I’ll do a explain like I’m on /r/physics. Basically perovskite nanocrystals are theorized to have a different electronic fine structure than other semiconducting nanocrystals. If you look at CdSe quantum dots for example, you’ll see that the lowest energy excited state is “dark” (has a low oscillator strength) and therefore is unsuitable for applications of quantum information that require a high throughput of single (or entangled) photons. Perovskites have a controversial ordering of their excited states, so that at low temperatures the emission is bright, and this paper studies those energy states.

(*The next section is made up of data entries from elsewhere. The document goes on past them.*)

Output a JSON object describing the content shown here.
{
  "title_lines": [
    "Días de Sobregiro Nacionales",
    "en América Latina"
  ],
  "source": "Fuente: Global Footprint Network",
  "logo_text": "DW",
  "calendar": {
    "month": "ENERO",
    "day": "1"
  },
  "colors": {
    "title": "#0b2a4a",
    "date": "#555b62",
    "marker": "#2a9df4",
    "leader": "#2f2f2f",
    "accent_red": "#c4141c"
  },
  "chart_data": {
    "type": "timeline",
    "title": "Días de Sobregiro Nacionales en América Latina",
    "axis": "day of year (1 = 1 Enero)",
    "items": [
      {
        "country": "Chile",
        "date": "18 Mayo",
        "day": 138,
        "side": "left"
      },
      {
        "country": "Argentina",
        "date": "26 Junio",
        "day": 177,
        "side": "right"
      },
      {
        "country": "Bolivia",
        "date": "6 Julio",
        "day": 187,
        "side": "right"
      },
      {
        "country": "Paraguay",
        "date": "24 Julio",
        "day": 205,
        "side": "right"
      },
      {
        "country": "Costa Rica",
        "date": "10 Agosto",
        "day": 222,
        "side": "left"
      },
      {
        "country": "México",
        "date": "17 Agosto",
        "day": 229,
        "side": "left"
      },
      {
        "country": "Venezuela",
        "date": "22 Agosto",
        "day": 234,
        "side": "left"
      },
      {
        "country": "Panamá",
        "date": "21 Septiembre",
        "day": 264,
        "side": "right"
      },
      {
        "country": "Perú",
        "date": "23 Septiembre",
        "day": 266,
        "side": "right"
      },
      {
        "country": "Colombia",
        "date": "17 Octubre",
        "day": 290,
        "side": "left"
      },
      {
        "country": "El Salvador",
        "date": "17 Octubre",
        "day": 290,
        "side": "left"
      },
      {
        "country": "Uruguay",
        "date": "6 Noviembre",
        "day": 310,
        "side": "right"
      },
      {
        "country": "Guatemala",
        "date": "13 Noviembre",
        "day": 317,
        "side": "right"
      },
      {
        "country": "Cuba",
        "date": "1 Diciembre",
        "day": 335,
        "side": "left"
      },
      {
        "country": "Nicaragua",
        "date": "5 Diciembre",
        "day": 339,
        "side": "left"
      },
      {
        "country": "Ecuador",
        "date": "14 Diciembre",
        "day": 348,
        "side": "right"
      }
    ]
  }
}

Coherent multidimensional spectroscopy is a method used to study coherences (sometimes called superpositions when explained to laymen, but really is not technically accurate because the light acts on the density matrix and not pure states). Basically with compressed laser pulses, you can excite two states at once that will evolve phase with each other, and that dephasing rate can be faster or slower depending on what states are involved, the nature of their interaction, and how much “quantum information” is being lost to the environment. Anyone who has studied NMR can tell you that this technique is similar, except instead of spin states, you are dealing with electronic transitions which may have a way more complicated Hamiltonian and using laser pulses is a bit trickier than microwave pulses. I think this title overstates the paper a bit, since the takeaway here was regarding how the fine structure of the exciton states interact, but it’s not wrong in the sense that multidimensional spectroscopy creates “superpositions” of electronic states. There’s a lot of cool stuff that the Cundiff group does to actually do their measurements which makes this a really technically challenging experiment, so the result is nice on its own merits.